What is first expired first out?
Definition
First expired first out (FEFO) is an inventory management method where items with the earliest expiration dates are used, sold, or consumed first, regardless of when they were received. This approach ensures product quality, reduces waste, and supports efficient inventory control, ultimately improving financial performance.
How First Expired First Out Works
FEFO prioritizes inventory movement based on expiration dates rather than purchase or production order. Each batch is tracked with expiry information, and items closest to expiration are dispatched first.

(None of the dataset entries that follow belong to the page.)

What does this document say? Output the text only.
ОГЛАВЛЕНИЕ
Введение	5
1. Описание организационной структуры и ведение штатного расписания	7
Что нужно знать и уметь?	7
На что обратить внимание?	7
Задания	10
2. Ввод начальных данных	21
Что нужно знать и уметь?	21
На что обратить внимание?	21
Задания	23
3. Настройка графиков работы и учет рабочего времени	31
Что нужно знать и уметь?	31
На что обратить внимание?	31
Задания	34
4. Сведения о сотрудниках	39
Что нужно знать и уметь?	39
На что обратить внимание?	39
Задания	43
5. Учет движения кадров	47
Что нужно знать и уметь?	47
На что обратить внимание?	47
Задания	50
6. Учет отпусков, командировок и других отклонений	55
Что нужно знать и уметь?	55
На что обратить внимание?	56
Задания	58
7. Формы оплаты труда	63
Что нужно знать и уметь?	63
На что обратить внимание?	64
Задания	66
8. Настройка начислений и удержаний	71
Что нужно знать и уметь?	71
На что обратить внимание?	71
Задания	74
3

Assign expiration dates to all inventory batches
Track inventory using batch-level visibility
Prioritize picking based on earliest expiry
Continuously monitor stock aging and shelf life
Integrate inventory data into systems like the API-first finance model
Comparison with FIFO and LIFO
FEFO differs from traditional inventory methods by focusing on product shelf life instead of purchase sequence or cost assumptions.
FIFO (first-in, first-out): Uses oldest received inventory first
LIFO (last-in, first-out): Uses most recently received inventory first
FEFO: Uses items based on earliest expiration date, regardless of arrival time
FEFO is particularly valuable in industries where product quality and compliance are critical, such as pharmaceuticals, food, and chemicals.
Operational and Financial Impact
Implementing FEFO directly influences inventory efficiency and cost management. By reducing expired stock, organizations minimize write-offs and improve profitability.
A high first-time-right rate in inventory handling indicates that products are used or sold before expiration, reducing waste and improving operational outcomes.
Practical Example
A food distribution company holds three batches of a product:
Batch A: Expires in 10 days
Batch B: Expires in 20 days
Batch C: Expires in 15 days
Under FEFO, Batch A is used first, followed by Batch C, and then Batch B, ensuring that products with the earliest expiration dates are prioritized.
This approach prevents spoilage and reduces financial losses associated with expired inventory.
Use Cases in Business Operations
FEFO is widely applied in industries where product expiration directly impacts quality and compliance.
Pharmaceutical companies managing drug shelf life
Food and beverage businesses ensuring freshness
Chemical manufacturers handling time-sensitive materials
Retail operations optimizing perishable goods inventory
Supply chains aiming to reduce waste and improve turnover
Key Benefits
Adopting FEFO offers several advantages for inventory management and financial outcomes.
Reduces waste and inventory write-offs
Improves product quality and customer satisfaction
Enhances compliance with regulatory standards
Optimizes inventory turnover and storage efficiency
Supports better forecasting and planning decisions
Best Practices for Implementation
Organizations can maximize the effectiveness of FEFO by adopting structured inventory management practices.
Maintain accurate expiration date tracking for all inventory
Use real-time inventory monitoring systems
Train staff on proper stock rotation techniques
Integrate FEFO logic into inventory and finance systems
Regularly audit inventory to ensure compliance with FEFO principles
Summary
First expired first out (FEFO) is a critical inventory management method that prioritizes items based on expiration dates. By ensuring that products are used or sold before they expire, FEFO reduces waste, improves efficiency, and enhances financial performance. It is especially valuable in industries where product quality and compliance are essential, making it a key strategy for effective inventory control.